The Republicans see the threat to the Internet as big government; the Democrats see it as big industry. That was the philosophical difference in a nutshell this week at a House hearing on net neutrality.

The FCC has “selectively applied the (net neutrality) rules to broadband providers, shielding Web companies,” said Rep. Greg Walden, R-OR, chairman of the House Energy and Commerce Subcommittee on Communications, Technology and the Internet. “Such picking of winners and losers will stifle the investment needed to perpetuate the Internet’s phenomenal growth.”

Walden presided over the hearing, which included testimony from all four FCC commission members as well as Chairman Julius Genachowski.

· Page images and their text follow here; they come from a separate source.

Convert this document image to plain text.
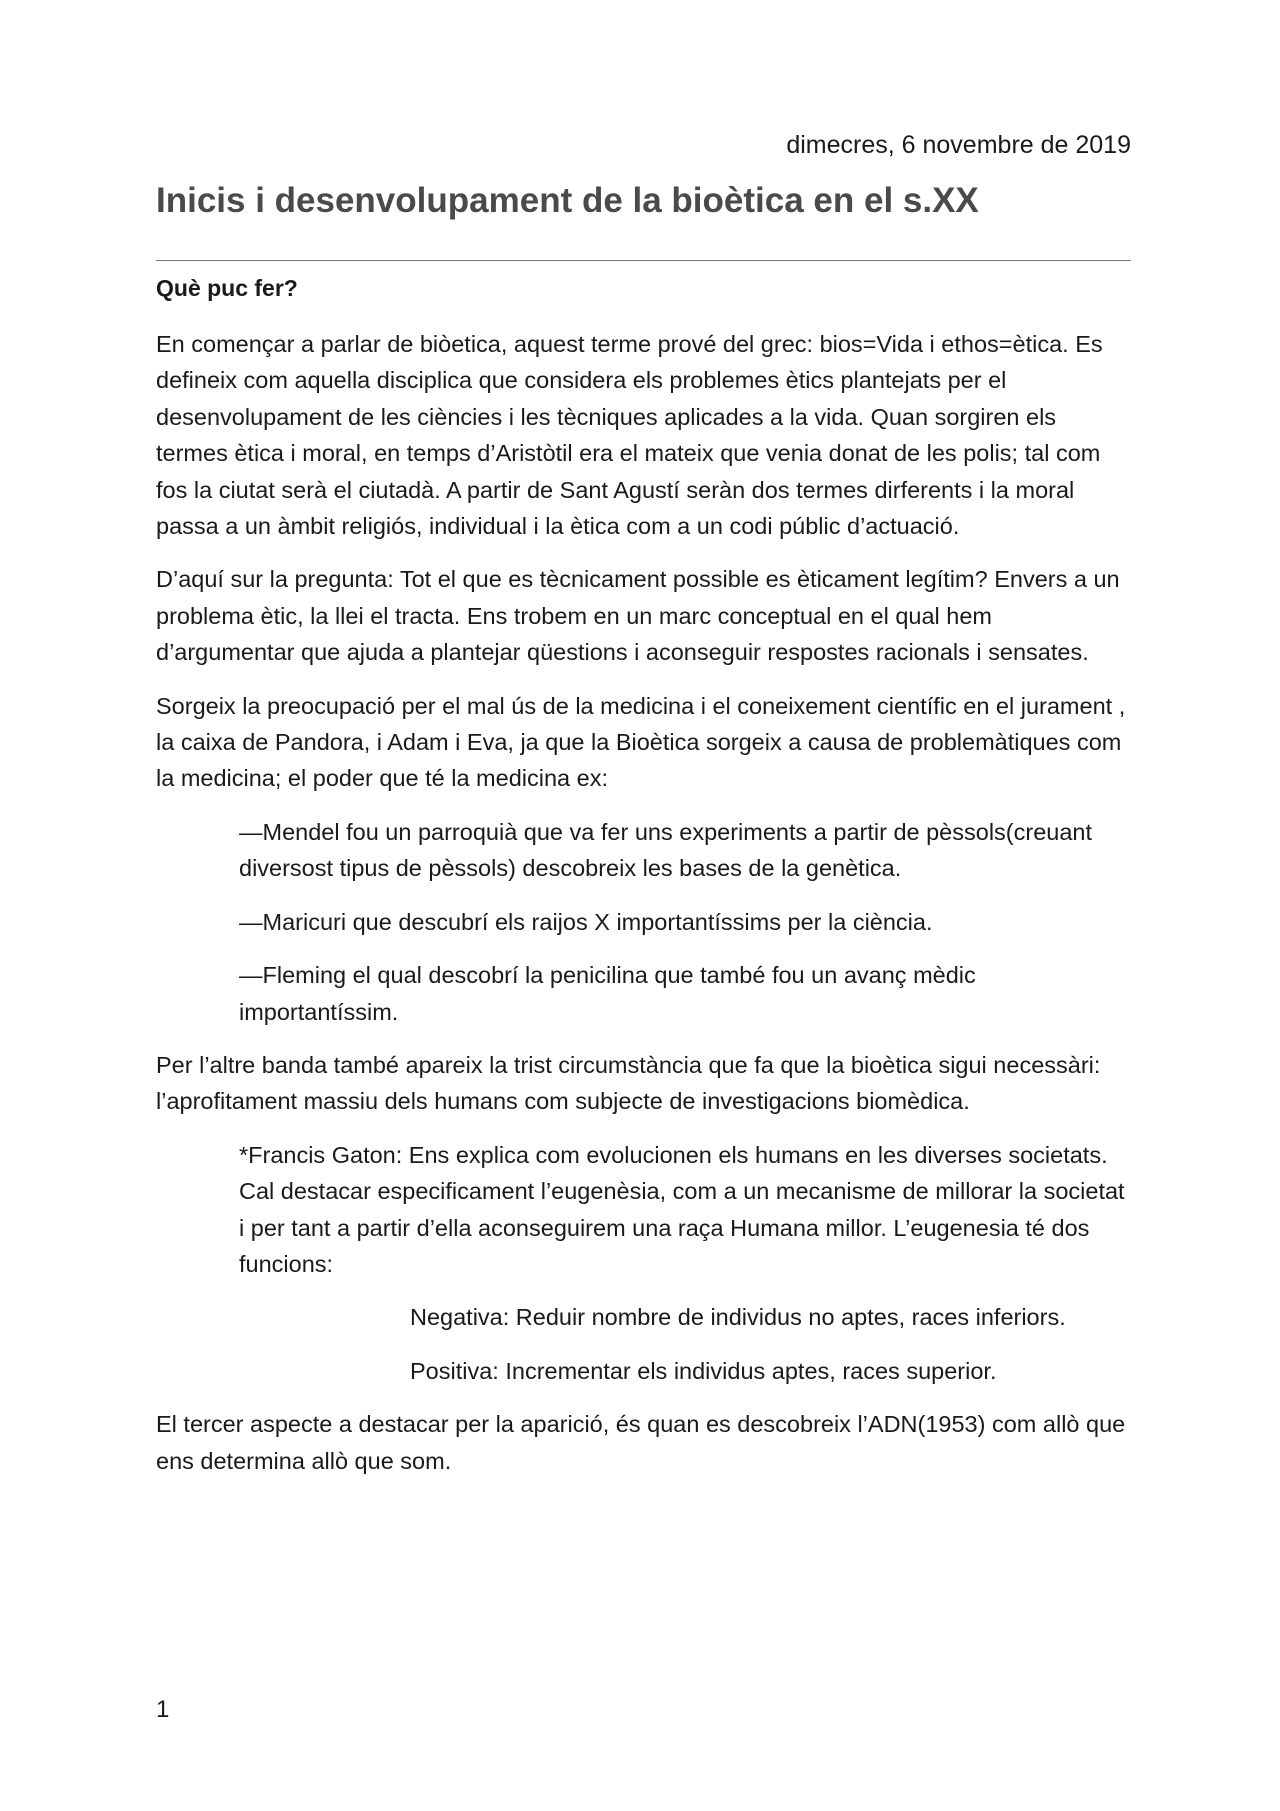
dimecres, 6 novembre de 2019
Inicis i desenvolupament de la bioètica en el s.XX
Què puc fer?

En començar a parlar de biòetica, aquest terme prové del grec: bios=Vida i ethos=ètica. Es defineix com aquella disciplica que considera els problemes ètics plantejats per el desenvolupament de les ciències i les tècniques aplicades a la vida. Quan sorgiren els termes ètica i moral, en temps d’Aristòtil era el mateix que venia donat de les polis; tal com fos la ciutat serà el ciutadà. A partir de Sant Agustí seràn dos termes dirferents i la moral passa a un àmbit religiós, individual i la ètica com a un codi públic d’actuació.

D’aquí sur la pregunta: Tot el que es tècnicament possible es èticament legítim? Envers a un problema ètic, la llei el tracta. Ens trobem en un marc conceptual en el qual hem d’argumentar que ajuda a plantejar qüestions i aconseguir respostes racionals i sensates.

Sorgeix la preocupació per el mal ús de la medicina i el coneixement científic en el jurament , la caixa de Pandora, i Adam i Eva, ja que la Bioètica sorgeix a causa de problemàtiques com la medicina; el poder que té la medicina ex:

—Mendel fou un parroquià que va fer uns experiments a partir de pèssols(creuant diversost tipus de pèssols) descobreix les bases de la genètica.

—Maricuri que descubrí els raijos X importantíssims per la ciència.

—Fleming el qual descobrí la penicilina que també fou un avanç mèdic importantíssim.

Per l’altre banda també apareix la trist circumstància que fa que la bioètica sigui necessàri: l’aprofitament massiu dels humans com subjecte de investigacions biomèdica.

*Francis Gaton: Ens explica com evolucionen els humans en les diverses societats. Cal destacar especificament l’eugenèsia, com a un mecanisme de millorar la societat i per tant a partir d’ella aconseguirem una raça Humana millor. L’eugenesia té dos funcions:

Negativa: Reduir nombre de individus no aptes, races inferiors.

Positiva: Incrementar els individus aptes, races superior.

El tercer aspecte a destacar per la aparició, és quan es descobreix l’ADN(1953) com allò que ens determina allò que som.

1
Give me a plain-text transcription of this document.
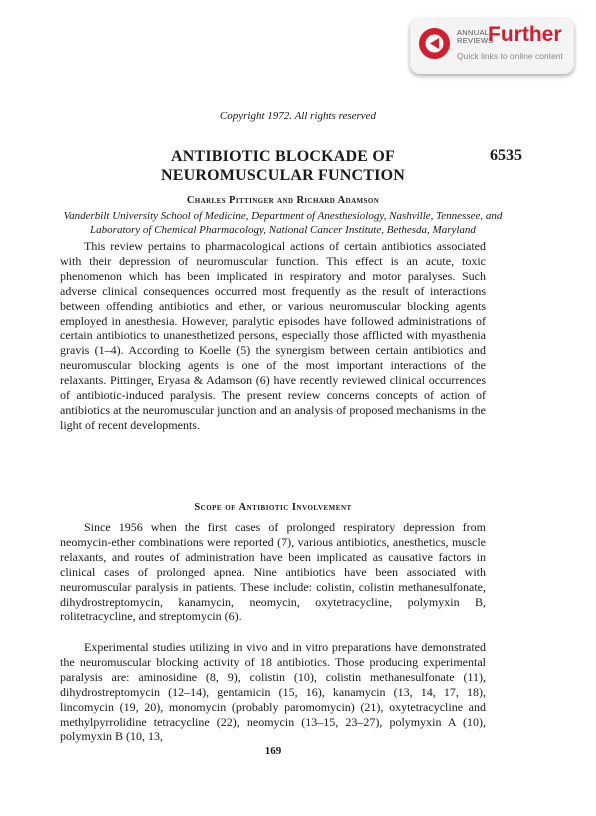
ANNUAL
REVIEWS
Further
Quick links to online content
Copyright 1972. All rights reserved
ANTIBIOTIC BLOCKADE OF NEUROMUSCULAR FUNCTION
6535
Charles Pittinger and Richard Adamson
Vanderbilt University School of Medicine, Department of Anesthesiology, Nashville, Tennessee, and Laboratory of Chemical Pharmacology, National Cancer Institute, Bethesda, Maryland

This review pertains to pharmacological actions of certain antibiotics associated with their depression of neuromuscular function. This effect is an acute, toxic phenomenon which has been implicated in respiratory and motor paralyses. Such adverse clinical consequences occurred most frequently as the result of interactions between offending antibiotics and ether, or various neuromuscular blocking agents employed in anesthesia. However, paralytic episodes have followed administrations of certain antibiotics to unanesthetized persons, especially those afflicted with myasthenia gravis (1–4). According to Koelle (5) the synergism between certain antibiotics and neuromuscular blocking agents is one of the most important interactions of the relaxants. Pittinger, Eryasa & Adamson (6) have recently reviewed clinical occurrences of antibiotic-induced paralysis. The present review concerns concepts of action of antibiotics at the neuromuscular junction and an analysis of proposed mechanisms in the light of recent developments.

Scope of Antibiotic Involvement

Since 1956 when the first cases of prolonged respiratory depression from neomycin-ether combinations were reported (7), various antibiotics, anesthetics, muscle relaxants, and routes of administration have been implicated as causative factors in clinical cases of prolonged apnea. Nine antibiotics have been associated with neuromuscular paralysis in patients. These include: colistin, colistin methanesulfonate, dihydrostreptomycin, kanamycin, neomycin, oxytetracycline, polymyxin B, rolitetracycline, and streptomycin (6).

Experimental studies utilizing in vivo and in vitro preparations have demonstrated the neuromuscular blocking activity of 18 antibiotics. Those producing experimental paralysis are: aminosidine (8, 9), colistin (10), colistin methanesulfonate (11), dihydrostreptomycin (12–14), gentamicin (15, 16), kanamycin (13, 14, 17, 18), lincomycin (19, 20), monomycin (probably paromomycin) (21), oxytetracycline and methylpyrrolidine tetracycline (22), neomycin (13–15, 23–27), polymyxin A (10), polymyxin B (10, 13,

169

Following the hearing, on Thursday evening, the House of Representatives voted to approve a pair of amendments to a massive bill that would slash the federal budget. One amendment, introduced by Walden, would prevent the FCC from enforcing rules it enacted in December to protect Internet users from discrimination online.

The other amendment, put forward by Rep. Steve Scalise, R-LA, would cut off the salary of Mark Lloyd, the agency’s chief diversity officer. Lloyd works in the FCC’s Office of the General Counsel to help the agency expand media opportunities for women, people of color, small businesses and those living in rural areas.

The FCC’s net neutrality order, adopted in December, attempts to force Internet service providers to treat all Web traffic equally; however, the new regulations apply more rigorous rules to traditional wire-based providers than wireless.

The FCC’s net neutrality regulations “prevent Internet gatekeepers like Verizon from deciding what content their subscribers can access,” said Rep. Henry Waxman, D-CA, the ranking minority member on the Energy and Commerce Committee.

Rep. Anna Eshoo, D-CA, the ranking Democrat on the Communications Subcommittee, argued that without some rules of the road, large corporations can charge “a toll for content” and block innovators “from entering the information superhighway.”

“Consumers, not corporations, should pick the content they view, listen (to) and watch over the Internet,” Eshoo said.

While both political parties have drawn a line in the sand on the net neutrality issue, this week’s hearing provided a forum for lawmakers to make their case to the public with many of the stakeholders gathered in one place.